Studio TARTAR → 9 janvier 2022
Si les chasses aux sorcières du moyen-âge sont les premières occurrences datées de féminicide sous couvert de sorcellerie, c’est surtout à la Renaissance que les procès pour sorcellerie font rage. Entre 1430 et 1630, le continent européen connaît plus de 110 000 procès en sorcellerie. Le nombre précis de victimes de ces procès est inconnu, mais il avoisinerait les 200 000 sur ce continent.
Aux Etats-Unis, les célèbres procès des sorcières de Salem, marquent aussi une grande période de procès en sorcellerie de l’histoire coloniale des États-Unis. Entre 1692 et 1693, ceux-ci donneront lieu à une centaine d’arrestations de femmes, dans plusieurs villages du Massachusetts. La première accusée accusée sera Tituba, une femme esclave noire, qui viendrait d’amérique du sud, à qui on prête des pouvoirs maléfiques. Dans une version romancée de l’histoire, Maryse Condé décrit particulièrement ce lien entre esclavage, racisme et chasse aux sorcières. Durant la Renaissance, les penseurs font table rase des croyances et cultures médiévales pour retourner aux fondamentaux de la culture classique. L’homme est remis au centre de cette révolution culturelle et les femmes détentrices de pouvoir sont persécutées.
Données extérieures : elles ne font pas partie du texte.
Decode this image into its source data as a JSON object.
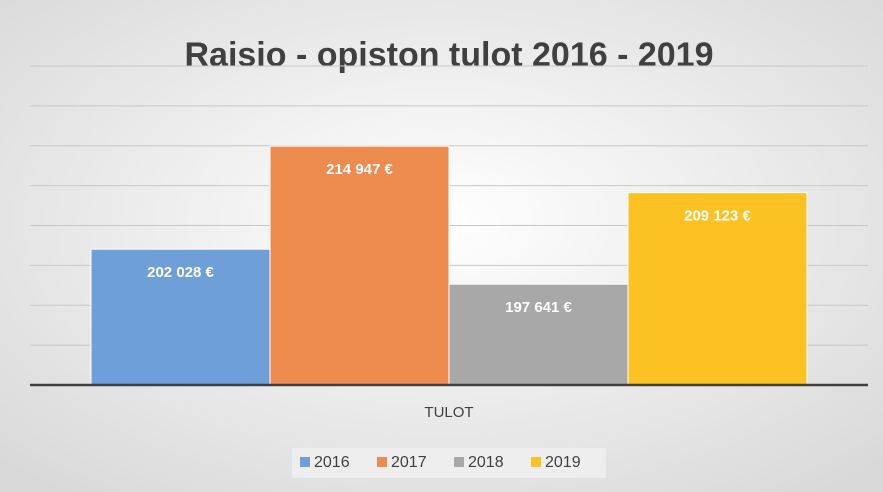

Le trait commun des cibles de ces persecutions est la femme libre. La sorcière est l’avatar de la femme libre parce qu’affranchie de son devoir de maternité, libre parce que sage-femme ayant repris le contrôle de son propre corps et pouvant proposer à ses congénères femmes de reprendre le contrôle du leur, libre parce que guérisseuse, détentrice d’un savoir médical qui échappe au contrôle des hommes…
Dans le monde on retrouve aujourd’hui les vestiges de ces stéréotypes sur la puissance et la dangerosité de la femme dans la culture populaire, puisque nous avons tous·tes été bercé·es par des histoires de sorcières, personnages le plus souvent représentés malfaisants, hideux et pétris de mauvaises intentions, que nous nommerons à titre d’exemple Aïsha Kandisha, Maléfique, Cruella, Evil Queen, etc.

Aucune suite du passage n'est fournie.